Conflict between julia and python binaries/artifacts
Affects: JuliaCall
Describe the bug When using a conda/mamba environment and juliacall I encountered an issue when NetCDF files are read by the julia code. When trying to read the files the julia code would raise the following error and crash the kernel:
symbol lookup error: .../.julia/artifacts/*/lib/netcdf.so: undefined symbol: H5Pset_all_coll_metadata_ops
It turns out that this error only occured if python packages depending on netCDF were imported.
For example, the following code would crash:
import esmpy
from juliacall import Main as jl
jl.seval("using NCDatasets")
ds = jl.Dataset("file.nc")
While this runs fine:
from juliacall import Main as jl
jl.seval("using NCDatasets")
ds = jl.Dataset("file.nc")
Workaround: I managed to avoid this crash by ensuring that the Julia and Python packages used the exact same version of the netcdf5 and hdf5 binaries, in which case things went fine. However, this can be very challenging to do.
Yes this is an unfortunate effect of using the same library installed by two essentially independent package managers.

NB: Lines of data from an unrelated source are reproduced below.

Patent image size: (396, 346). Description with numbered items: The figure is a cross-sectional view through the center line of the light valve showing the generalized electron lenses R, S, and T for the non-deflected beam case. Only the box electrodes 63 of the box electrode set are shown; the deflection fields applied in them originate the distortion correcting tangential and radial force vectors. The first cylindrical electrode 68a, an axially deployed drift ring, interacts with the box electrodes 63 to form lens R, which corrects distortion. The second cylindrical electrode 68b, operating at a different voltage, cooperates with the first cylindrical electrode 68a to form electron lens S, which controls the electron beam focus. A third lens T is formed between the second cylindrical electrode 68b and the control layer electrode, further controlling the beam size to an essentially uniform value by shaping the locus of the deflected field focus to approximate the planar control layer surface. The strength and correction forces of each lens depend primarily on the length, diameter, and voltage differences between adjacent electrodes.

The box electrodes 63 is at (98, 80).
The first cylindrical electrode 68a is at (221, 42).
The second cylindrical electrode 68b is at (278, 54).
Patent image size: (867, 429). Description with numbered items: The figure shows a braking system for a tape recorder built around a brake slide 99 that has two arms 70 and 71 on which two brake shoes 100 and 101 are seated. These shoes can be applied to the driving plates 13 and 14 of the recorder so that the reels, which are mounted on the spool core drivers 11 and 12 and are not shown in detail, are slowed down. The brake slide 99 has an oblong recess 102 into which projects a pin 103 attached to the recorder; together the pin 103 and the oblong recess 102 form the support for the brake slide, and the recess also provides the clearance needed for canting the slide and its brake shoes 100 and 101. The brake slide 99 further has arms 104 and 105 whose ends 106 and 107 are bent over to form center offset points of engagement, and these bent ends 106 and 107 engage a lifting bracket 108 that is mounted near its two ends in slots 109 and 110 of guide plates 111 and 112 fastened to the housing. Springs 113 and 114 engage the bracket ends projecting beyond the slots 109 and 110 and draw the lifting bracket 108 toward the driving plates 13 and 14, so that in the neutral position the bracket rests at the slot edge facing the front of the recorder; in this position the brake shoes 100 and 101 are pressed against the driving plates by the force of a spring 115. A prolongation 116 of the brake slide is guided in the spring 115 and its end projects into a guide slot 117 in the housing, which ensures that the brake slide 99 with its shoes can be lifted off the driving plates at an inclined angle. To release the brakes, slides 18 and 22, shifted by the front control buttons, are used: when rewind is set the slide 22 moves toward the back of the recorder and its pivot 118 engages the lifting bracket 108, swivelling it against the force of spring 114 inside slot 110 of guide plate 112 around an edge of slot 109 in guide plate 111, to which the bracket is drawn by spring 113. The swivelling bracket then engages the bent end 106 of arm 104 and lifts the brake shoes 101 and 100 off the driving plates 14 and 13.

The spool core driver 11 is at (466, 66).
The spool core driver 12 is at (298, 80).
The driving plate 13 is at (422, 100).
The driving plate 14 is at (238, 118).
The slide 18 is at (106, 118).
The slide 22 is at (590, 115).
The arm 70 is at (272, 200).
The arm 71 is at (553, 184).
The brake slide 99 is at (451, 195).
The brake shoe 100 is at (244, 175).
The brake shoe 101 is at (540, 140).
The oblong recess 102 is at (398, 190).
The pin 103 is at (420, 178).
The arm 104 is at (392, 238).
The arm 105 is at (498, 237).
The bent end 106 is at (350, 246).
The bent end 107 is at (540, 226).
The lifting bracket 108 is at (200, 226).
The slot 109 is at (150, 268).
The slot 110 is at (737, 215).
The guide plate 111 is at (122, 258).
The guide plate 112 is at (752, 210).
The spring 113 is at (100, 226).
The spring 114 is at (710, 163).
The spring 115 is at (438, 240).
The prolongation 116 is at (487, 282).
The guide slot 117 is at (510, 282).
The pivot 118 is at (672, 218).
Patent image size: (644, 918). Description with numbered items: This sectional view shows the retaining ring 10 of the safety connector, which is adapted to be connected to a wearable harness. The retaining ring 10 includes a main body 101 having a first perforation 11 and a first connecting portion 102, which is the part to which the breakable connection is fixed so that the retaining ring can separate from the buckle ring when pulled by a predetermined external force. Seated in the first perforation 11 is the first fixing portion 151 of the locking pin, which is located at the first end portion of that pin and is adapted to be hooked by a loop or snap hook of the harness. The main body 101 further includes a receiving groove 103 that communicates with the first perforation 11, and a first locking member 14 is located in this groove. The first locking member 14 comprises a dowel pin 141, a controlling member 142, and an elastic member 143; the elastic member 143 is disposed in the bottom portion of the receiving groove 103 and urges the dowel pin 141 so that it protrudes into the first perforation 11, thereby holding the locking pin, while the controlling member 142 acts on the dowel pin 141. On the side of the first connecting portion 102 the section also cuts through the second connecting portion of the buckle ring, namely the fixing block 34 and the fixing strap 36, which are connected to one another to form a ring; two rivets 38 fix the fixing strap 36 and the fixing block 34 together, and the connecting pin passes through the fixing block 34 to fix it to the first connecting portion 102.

A few options I can think of:
- What you currently do - specify exact versions of the libraries.
- The same, but delegate to a second package such as CondaPkgNetCDFCompat which does nothing except each version specifies a compatible pair of versions of the libraries in Julia and Conda.
- Modify CondaPkg to handle this for us. There already exists a special (secret) syntax for libstdc++ to ensure it is installed at the same version as ships with Julia. Could have similar ones for HDF5 and NetCDF which find the version of the JLLs installed and insert a corresponding compat for Conda.